Investors focused on the Consumer Discretionary space have likely heard of NIKE (NKE), but is the stock performing well in comparison to the rest of its sector peers? A quick glance at the company's year-to-date performance in comparison to the rest of the Consumer Discretionary sector should help us answer this question.

NIKE is a member of our Consumer Discretionary group, which includes 241 different companies and currently sits at #8 in the Zacks Sector Rank. The Zacks Sector Rank considers 16 different sector groups. The average Zacks Rank of the individual stocks within the groups is measured, and the sectors are listed from best to worst.

The Zacks Rank is a proven system that emphasizes earnings estimates and estimate revisions, highlighting a variety of stocks that are displaying the right characteristics to beat the market over the next one to three months. NKE is currently sporting a Zacks Rank of #2 (Buy).

The Zacks Consensus Estimate for NKE's full-year earnings has moved 1.37% higher within the past quarter. This means that analyst sentiment is stronger and the stock's earnings outlook is improving.

Based on the most recent data, NKE has returned 3.18% so far this year. In comparison, Consumer Discretionary companies have returned an average of 2.76%. This means that NIKE is outperforming the sector as a whole this year.

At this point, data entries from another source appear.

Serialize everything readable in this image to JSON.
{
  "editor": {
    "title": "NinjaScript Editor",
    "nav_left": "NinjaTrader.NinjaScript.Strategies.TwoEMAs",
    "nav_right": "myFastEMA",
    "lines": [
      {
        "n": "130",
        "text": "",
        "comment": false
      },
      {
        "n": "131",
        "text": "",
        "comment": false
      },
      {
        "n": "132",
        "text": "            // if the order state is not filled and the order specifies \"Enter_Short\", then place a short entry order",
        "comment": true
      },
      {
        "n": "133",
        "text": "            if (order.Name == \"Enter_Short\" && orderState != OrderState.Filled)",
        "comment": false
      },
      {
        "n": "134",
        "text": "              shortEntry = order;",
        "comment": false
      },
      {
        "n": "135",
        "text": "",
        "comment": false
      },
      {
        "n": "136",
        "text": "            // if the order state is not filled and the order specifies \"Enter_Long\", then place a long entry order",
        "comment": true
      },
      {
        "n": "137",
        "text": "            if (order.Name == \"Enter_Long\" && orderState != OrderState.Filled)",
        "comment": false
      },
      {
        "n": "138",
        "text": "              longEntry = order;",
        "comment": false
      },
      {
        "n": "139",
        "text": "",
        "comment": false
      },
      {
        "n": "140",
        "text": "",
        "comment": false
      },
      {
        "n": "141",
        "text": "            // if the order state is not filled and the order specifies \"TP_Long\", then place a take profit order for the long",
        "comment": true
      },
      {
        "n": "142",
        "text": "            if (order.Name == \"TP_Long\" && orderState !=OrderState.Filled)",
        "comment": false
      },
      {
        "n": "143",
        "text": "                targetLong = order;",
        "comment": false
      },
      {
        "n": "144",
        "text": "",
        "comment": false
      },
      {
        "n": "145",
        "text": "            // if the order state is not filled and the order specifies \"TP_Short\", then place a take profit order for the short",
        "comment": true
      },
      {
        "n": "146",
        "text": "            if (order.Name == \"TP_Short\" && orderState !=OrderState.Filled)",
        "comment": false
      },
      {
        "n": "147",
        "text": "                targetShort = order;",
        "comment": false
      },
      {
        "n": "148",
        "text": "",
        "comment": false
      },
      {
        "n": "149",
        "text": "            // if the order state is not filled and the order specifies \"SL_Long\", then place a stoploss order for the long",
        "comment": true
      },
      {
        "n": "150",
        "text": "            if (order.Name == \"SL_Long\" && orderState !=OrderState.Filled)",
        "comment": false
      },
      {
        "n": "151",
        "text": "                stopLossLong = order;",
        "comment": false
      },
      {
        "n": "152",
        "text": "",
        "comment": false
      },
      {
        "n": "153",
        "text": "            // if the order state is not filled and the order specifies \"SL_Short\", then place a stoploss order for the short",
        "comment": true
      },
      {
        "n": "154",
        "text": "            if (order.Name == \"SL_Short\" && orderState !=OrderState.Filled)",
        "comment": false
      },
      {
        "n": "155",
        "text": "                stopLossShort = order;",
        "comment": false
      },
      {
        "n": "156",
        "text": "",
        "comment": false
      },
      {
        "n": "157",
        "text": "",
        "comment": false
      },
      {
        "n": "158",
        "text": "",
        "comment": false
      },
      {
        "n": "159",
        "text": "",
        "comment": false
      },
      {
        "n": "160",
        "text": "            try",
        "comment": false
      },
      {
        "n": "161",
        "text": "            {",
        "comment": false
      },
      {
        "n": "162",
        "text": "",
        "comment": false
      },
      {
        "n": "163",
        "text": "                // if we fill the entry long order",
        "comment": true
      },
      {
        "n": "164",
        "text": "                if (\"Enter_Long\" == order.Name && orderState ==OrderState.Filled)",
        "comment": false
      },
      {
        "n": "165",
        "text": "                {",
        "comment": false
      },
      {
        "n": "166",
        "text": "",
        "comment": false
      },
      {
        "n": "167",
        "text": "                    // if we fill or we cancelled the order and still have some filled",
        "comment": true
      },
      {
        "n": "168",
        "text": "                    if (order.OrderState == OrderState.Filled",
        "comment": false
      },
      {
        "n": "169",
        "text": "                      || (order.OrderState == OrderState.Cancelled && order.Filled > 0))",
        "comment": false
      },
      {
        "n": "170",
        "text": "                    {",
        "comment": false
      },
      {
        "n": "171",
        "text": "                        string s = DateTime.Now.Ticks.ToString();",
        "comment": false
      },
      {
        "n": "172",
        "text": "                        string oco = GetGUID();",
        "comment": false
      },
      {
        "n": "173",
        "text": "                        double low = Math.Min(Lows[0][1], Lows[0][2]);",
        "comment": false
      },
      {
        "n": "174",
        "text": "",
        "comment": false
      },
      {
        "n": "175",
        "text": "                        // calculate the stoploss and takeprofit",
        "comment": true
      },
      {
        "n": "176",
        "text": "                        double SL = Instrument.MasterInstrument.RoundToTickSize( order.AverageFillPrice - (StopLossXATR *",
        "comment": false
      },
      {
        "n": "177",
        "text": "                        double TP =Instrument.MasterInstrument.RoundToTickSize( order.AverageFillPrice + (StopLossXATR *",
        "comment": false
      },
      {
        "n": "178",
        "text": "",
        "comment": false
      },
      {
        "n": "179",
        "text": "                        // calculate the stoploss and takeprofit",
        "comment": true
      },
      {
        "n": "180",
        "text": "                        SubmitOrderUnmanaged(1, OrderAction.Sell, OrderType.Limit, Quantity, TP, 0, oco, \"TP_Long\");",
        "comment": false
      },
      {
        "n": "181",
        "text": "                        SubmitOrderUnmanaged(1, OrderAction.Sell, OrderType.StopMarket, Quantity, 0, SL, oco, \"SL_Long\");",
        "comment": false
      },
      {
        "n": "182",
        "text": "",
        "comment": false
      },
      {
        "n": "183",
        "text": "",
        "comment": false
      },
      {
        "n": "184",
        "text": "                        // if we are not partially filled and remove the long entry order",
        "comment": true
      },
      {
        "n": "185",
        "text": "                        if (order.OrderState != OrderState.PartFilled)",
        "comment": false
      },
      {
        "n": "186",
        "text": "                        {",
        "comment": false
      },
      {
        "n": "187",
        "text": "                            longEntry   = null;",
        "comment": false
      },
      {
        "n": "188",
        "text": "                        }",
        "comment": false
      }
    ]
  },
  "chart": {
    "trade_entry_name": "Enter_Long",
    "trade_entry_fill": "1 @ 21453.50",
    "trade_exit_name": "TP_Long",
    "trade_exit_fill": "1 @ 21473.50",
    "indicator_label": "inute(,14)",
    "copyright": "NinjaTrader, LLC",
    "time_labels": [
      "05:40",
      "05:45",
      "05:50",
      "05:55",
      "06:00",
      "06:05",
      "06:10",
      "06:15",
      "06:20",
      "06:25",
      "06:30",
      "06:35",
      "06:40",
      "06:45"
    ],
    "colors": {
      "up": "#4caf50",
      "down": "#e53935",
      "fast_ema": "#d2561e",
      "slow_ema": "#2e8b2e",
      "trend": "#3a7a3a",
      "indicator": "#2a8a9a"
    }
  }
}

To break things down more, NKE belongs to the Shoes and Retail Apparel industry, a group that includes 13 individual companies and currently sits at #101 in the Zacks Industry Rank. This group has gained an average of 2.67% so far this year, so NKE is performing better in this area.

Going forward, investors interested in Consumer Discretionary stocks should continue to pay close attention to NKE as it looks to continue its solid performance.